Qubits currently last less than a thousandth of a millisecond. Therefore if we want to achieve practical quantum computing, we need to solve the radiation problem.
The groundbreaking research began when Pacific Northwest National Laboratory nuclear physicist Brent VanDevender wanted to borrow equipment from William Oliver, a quantum information researcher. During this process, Oliver told VanDevender that quantum computing had been plagued by an unnatural amount of quasiparticles and revealed that environmental radiation was being considered as one hypothesis.

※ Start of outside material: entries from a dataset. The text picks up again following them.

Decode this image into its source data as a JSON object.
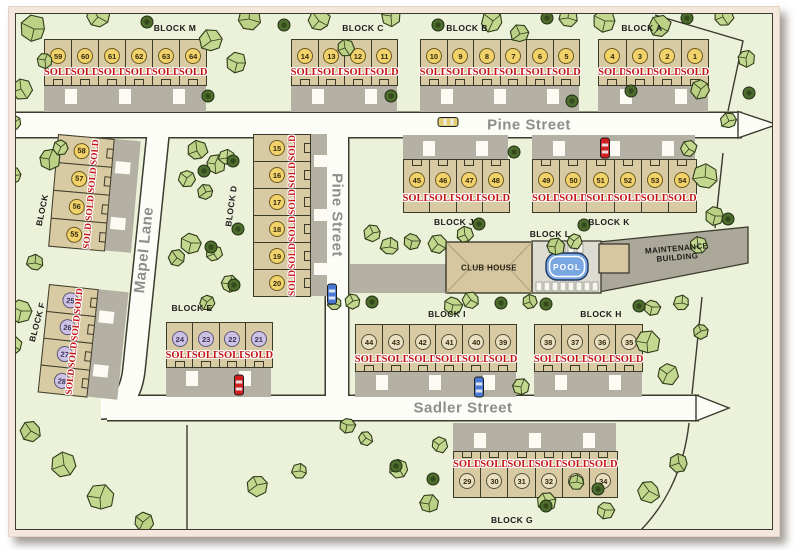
{
  "streets": {
    "pine": "Pine Street",
    "pine_vertical": "Pine Street",
    "mapel": "Mapel Lane",
    "sadler": "Sadler Street"
  },
  "facilities": {
    "club_house": "CLUB HOUSE",
    "pool": "POOL",
    "maintenance_line1": "MAINTENANCE",
    "maintenance_line2": "BUILDING",
    "block_l_label": "BLOCK L"
  },
  "blocks": [
    {
      "id": "M",
      "label": "BLOCK M",
      "circle": "yellow",
      "lots": [
        {
          "number": "59",
          "status": "SOLD"
        },
        {
          "number": "60",
          "status": "SOLD"
        },
        {
          "number": "61",
          "status": "SOLD"
        },
        {
          "number": "62",
          "status": "SOLD"
        },
        {
          "number": "63",
          "status": "SOLD"
        },
        {
          "number": "64",
          "status": "SOLD"
        }
      ]
    },
    {
      "id": "C",
      "label": "BLOCK C",
      "circle": "yellow",
      "lots": [
        {
          "number": "14",
          "status": "SOLD"
        },
        {
          "number": "13",
          "status": "SOLD"
        },
        {
          "number": "12",
          "status": "SOLD"
        },
        {
          "number": "11",
          "status": "SOLD"
        }
      ]
    },
    {
      "id": "B",
      "label": "BLOCK B",
      "circle": "yellow",
      "lots": [
        {
          "number": "10",
          "status": "SOLD"
        },
        {
          "number": "9",
          "status": "SOLD"
        },
        {
          "number": "8",
          "status": "SOLD"
        },
        {
          "number": "7",
          "status": "SOLD"
        },
        {
          "number": "6",
          "status": "SOLD"
        },
        {
          "number": "5",
          "status": "SOLD"
        }
      ]
    },
    {
      "id": "A",
      "label": "BLOCK A",
      "circle": "yellow",
      "lots": [
        {
          "number": "4",
          "status": "SOLD"
        },
        {
          "number": "3",
          "status": "SOLD"
        },
        {
          "number": "2",
          "status": "SOLD"
        },
        {
          "number": "1",
          "status": "SOLD"
        }
      ]
    },
    {
      "id": "N",
      "label": "BLOCK",
      "circle": "yellow",
      "lots": [
        {
          "number": "58",
          "status": "SOLD"
        },
        {
          "number": "57",
          "status": "SOLD"
        },
        {
          "number": "56",
          "status": "SOLD"
        },
        {
          "number": "55",
          "status": "SOLD"
        }
      ]
    },
    {
      "id": "D",
      "label": "BLOCK D",
      "circle": "yellow",
      "lots": [
        {
          "number": "15",
          "status": "SOLD"
        },
        {
          "number": "16",
          "status": "SOLD"
        },
        {
          "number": "17",
          "status": "SOLD"
        },
        {
          "number": "18",
          "status": "SOLD"
        },
        {
          "number": "19",
          "status": "SOLD"
        },
        {
          "number": "20",
          "status": "SOLD"
        }
      ]
    },
    {
      "id": "F",
      "label": "BLOCK F",
      "circle": "purple",
      "lots": [
        {
          "number": "25",
          "status": "SOLD"
        },
        {
          "number": "26",
          "status": "SOLD"
        },
        {
          "number": "27",
          "status": "SOLD"
        },
        {
          "number": "28",
          "status": "SOLD"
        }
      ]
    },
    {
      "id": "E",
      "label": "BLOCK E",
      "circle": "purple",
      "lots": [
        {
          "number": "24",
          "status": "SOLD"
        },
        {
          "number": "23",
          "status": "SOLD"
        },
        {
          "number": "22",
          "status": "SOLD"
        },
        {
          "number": "21",
          "status": "SOLD"
        }
      ]
    },
    {
      "id": "J",
      "label": "BLOCK J",
      "circle": "yellow",
      "lots": [
        {
          "number": "45",
          "status": "SOLD"
        },
        {
          "number": "46",
          "status": "SOLD"
        },
        {
          "number": "47",
          "status": "SOLD"
        },
        {
          "number": "48",
          "status": "SOLD"
        }
      ]
    },
    {
      "id": "K",
      "label": "BLOCK K",
      "circle": "yellow",
      "lots": [
        {
          "number": "49",
          "status": "SOLD"
        },
        {
          "number": "50",
          "status": "SOLD"
        },
        {
          "number": "51",
          "status": "SOLD"
        },
        {
          "number": "52",
          "status": "SOLD"
        },
        {
          "number": "53",
          "status": "SOLD"
        },
        {
          "number": "54",
          "status": "SOLD"
        }
      ]
    },
    {
      "id": "I",
      "label": "BLOCK I",
      "circle": "tan",
      "lots": [
        {
          "number": "44",
          "status": "SOLD"
        },
        {
          "number": "43",
          "status": "SOLD"
        },
        {
          "number": "42",
          "status": "SOLD"
        },
        {
          "number": "41",
          "status": "SOLD"
        },
        {
          "number": "40",
          "status": "SOLD"
        },
        {
          "number": "39",
          "status": "SOLD"
        }
      ]
    },
    {
      "id": "H",
      "label": "BLOCK H",
      "circle": "tan",
      "lots": [
        {
          "number": "38",
          "status": "SOLD"
        },
        {
          "number": "37",
          "status": "SOLD"
        },
        {
          "number": "36",
          "status": "SOLD"
        },
        {
          "number": "35",
          "status": "SOLD"
        }
      ]
    },
    {
      "id": "G",
      "label": "BLOCK G",
      "circle": "tan",
      "lots": [
        {
          "number": "29",
          "status": "SOLD"
        },
        {
          "number": "30",
          "status": "SOLD"
        },
        {
          "number": "31",
          "status": "SOLD"
        },
        {
          "number": "32",
          "status": "SOLD"
        },
        {
          "number": "33",
          "status": "SOLD"
        },
        {
          "number": "34",
          "status": "SOLD"
        }
      ]
    }
  ],
  "vehicles": [
    {
      "name": "yellow-car",
      "color": "#e3cd72",
      "x": 447,
      "y": 121,
      "vertical": false
    },
    {
      "name": "red-car",
      "color": "#cf1f1f",
      "x": 604,
      "y": 147,
      "vertical": true
    },
    {
      "name": "blue-car",
      "color": "#4a79d4",
      "x": 331,
      "y": 293,
      "vertical": true
    },
    {
      "name": "red-car",
      "color": "#cf1f1f",
      "x": 238,
      "y": 384,
      "vertical": true
    },
    {
      "name": "blue-car",
      "color": "#4a79d4",
      "x": 478,
      "y": 386,
      "vertical": true
    }
  ],
  "trees": {
    "canopies": [
      [
        33,
        28,
        13
      ],
      [
        97,
        16,
        12
      ],
      [
        20,
        88,
        11
      ],
      [
        44,
        59,
        8
      ],
      [
        13,
        122,
        8
      ],
      [
        210,
        40,
        11
      ],
      [
        248,
        18,
        11
      ],
      [
        236,
        62,
        10
      ],
      [
        318,
        20,
        11
      ],
      [
        344,
        47,
        9
      ],
      [
        390,
        15,
        10
      ],
      [
        492,
        20,
        11
      ],
      [
        519,
        33,
        9
      ],
      [
        567,
        17,
        9
      ],
      [
        604,
        20,
        11
      ],
      [
        659,
        26,
        11
      ],
      [
        722,
        16,
        10
      ],
      [
        745,
        57,
        9
      ],
      [
        700,
        88,
        10
      ],
      [
        728,
        120,
        8
      ],
      [
        704,
        176,
        12
      ],
      [
        714,
        215,
        9
      ],
      [
        688,
        148,
        8
      ],
      [
        697,
        245,
        9
      ],
      [
        48,
        158,
        11
      ],
      [
        60,
        146,
        8
      ],
      [
        12,
        175,
        9
      ],
      [
        34,
        262,
        8
      ],
      [
        20,
        310,
        11
      ],
      [
        12,
        345,
        9
      ],
      [
        196,
        150,
        10
      ],
      [
        214,
        163,
        10
      ],
      [
        186,
        177,
        9
      ],
      [
        205,
        191,
        8
      ],
      [
        226,
        157,
        8
      ],
      [
        190,
        242,
        10
      ],
      [
        176,
        257,
        8
      ],
      [
        213,
        253,
        8
      ],
      [
        228,
        283,
        9
      ],
      [
        206,
        301,
        8
      ],
      [
        372,
        232,
        9
      ],
      [
        389,
        246,
        9
      ],
      [
        411,
        240,
        8
      ],
      [
        437,
        243,
        9
      ],
      [
        464,
        234,
        8
      ],
      [
        554,
        246,
        9
      ],
      [
        573,
        240,
        8
      ],
      [
        352,
        300,
        8
      ],
      [
        334,
        303,
        7
      ],
      [
        452,
        304,
        9
      ],
      [
        470,
        299,
        8
      ],
      [
        529,
        301,
        7
      ],
      [
        646,
        342,
        12
      ],
      [
        666,
        373,
        11
      ],
      [
        700,
        330,
        8
      ],
      [
        681,
        302,
        8
      ],
      [
        651,
        306,
        8
      ],
      [
        30,
        430,
        10
      ],
      [
        63,
        464,
        12
      ],
      [
        99,
        497,
        13
      ],
      [
        142,
        521,
        10
      ],
      [
        256,
        484,
        11
      ],
      [
        299,
        470,
        8
      ],
      [
        346,
        424,
        8
      ],
      [
        365,
        437,
        7
      ],
      [
        398,
        468,
        9
      ],
      [
        428,
        503,
        9
      ],
      [
        438,
        444,
        8
      ],
      [
        545,
        500,
        10
      ],
      [
        576,
        481,
        8
      ],
      [
        604,
        509,
        9
      ],
      [
        648,
        490,
        11
      ],
      [
        678,
        462,
        9
      ],
      [
        520,
        386,
        8
      ]
    ],
    "bushes": [
      [
        146,
        21
      ],
      [
        283,
        24
      ],
      [
        207,
        95
      ],
      [
        390,
        95
      ],
      [
        437,
        24
      ],
      [
        546,
        17
      ],
      [
        686,
        17
      ],
      [
        571,
        100
      ],
      [
        630,
        90
      ],
      [
        232,
        160
      ],
      [
        203,
        170
      ],
      [
        237,
        228
      ],
      [
        210,
        246
      ],
      [
        233,
        284
      ],
      [
        513,
        151
      ],
      [
        478,
        223
      ],
      [
        583,
        224
      ],
      [
        545,
        303
      ],
      [
        500,
        302
      ],
      [
        638,
        305
      ],
      [
        395,
        465
      ],
      [
        432,
        478
      ],
      [
        545,
        505
      ],
      [
        597,
        488
      ],
      [
        727,
        218
      ],
      [
        748,
        92
      ],
      [
        371,
        301
      ]
    ]
  },
  "colors": {
    "map_bg": "#ecf1d9",
    "street": "#fdfdf8",
    "street_casing": "#3c3b2f",
    "street_label": "#8d8d8d",
    "lot_fill": "#d8caa3",
    "lot_border": "#3c3a29",
    "driveway": "#b4b1a4",
    "sold": "#c41414",
    "circle_yellow": "#f2d26a",
    "circle_yellow_border": "#6b5a20",
    "circle_purple": "#cdc2e4",
    "circle_purple_border": "#5e5678",
    "circle_tan": "#e9e0c2",
    "circle_tan_border": "#56513b",
    "tree": "#c4d78f",
    "tree_outline": "#2c3b18",
    "bush": "#4d6c2d",
    "pool_water": "#79a7e2",
    "building": "#d6c7a1",
    "frame": "#f4e8dd"
  }
}
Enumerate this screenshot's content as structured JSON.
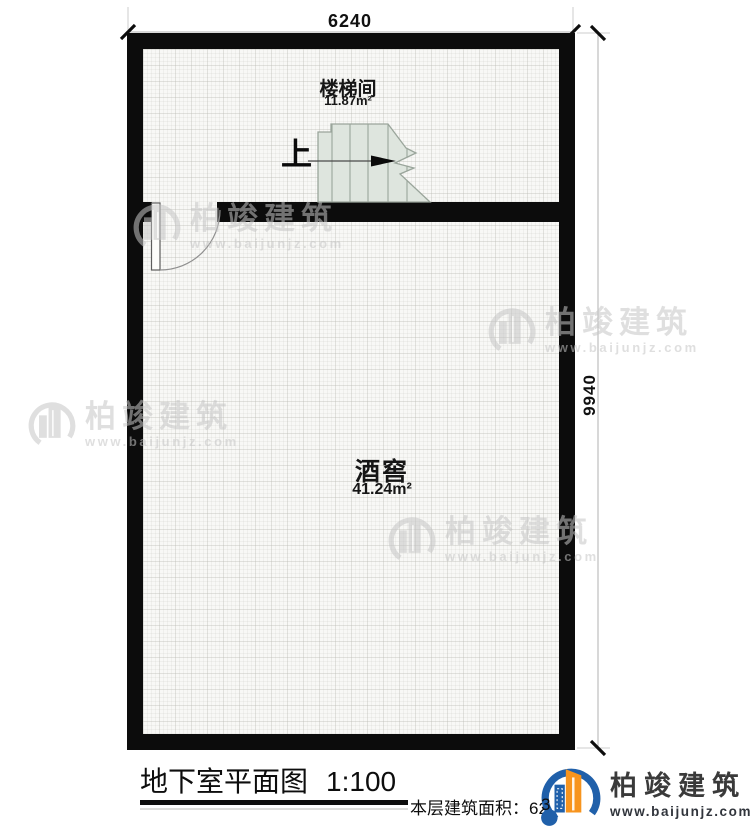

“Neutrino physicists and dark matter physicists deal with mitigating the effects of radiation all the time—it's one of the hardest parts of our life,” VanDevender told VICE. “It was really natural for us to work with Will Oliver to test that hypothesis, which is what the paper is about.”
The researchers further noted that although once revealed in their study their findings might seem obvious, they were first met with much resistance.
“After the fact, when we said, 'We've demonstrated that radiation is a source of excess quasiparticles,' everyone said, 'Well yeah, that's obvious,'” Ben Loer, a staff physicist at Pacific Northwest National Laboratory and a co-author of the study told VICE. “But those same people six months earlier—it hadn’t seemed to occur to anybody.”
Luckily for the science community at large, the researchers were not deterred and their work finally proves that quantum computing is indeed affected by cosmic radiation. Now the team is working to determine how exactly each form of radiation affects quasiparticle formation.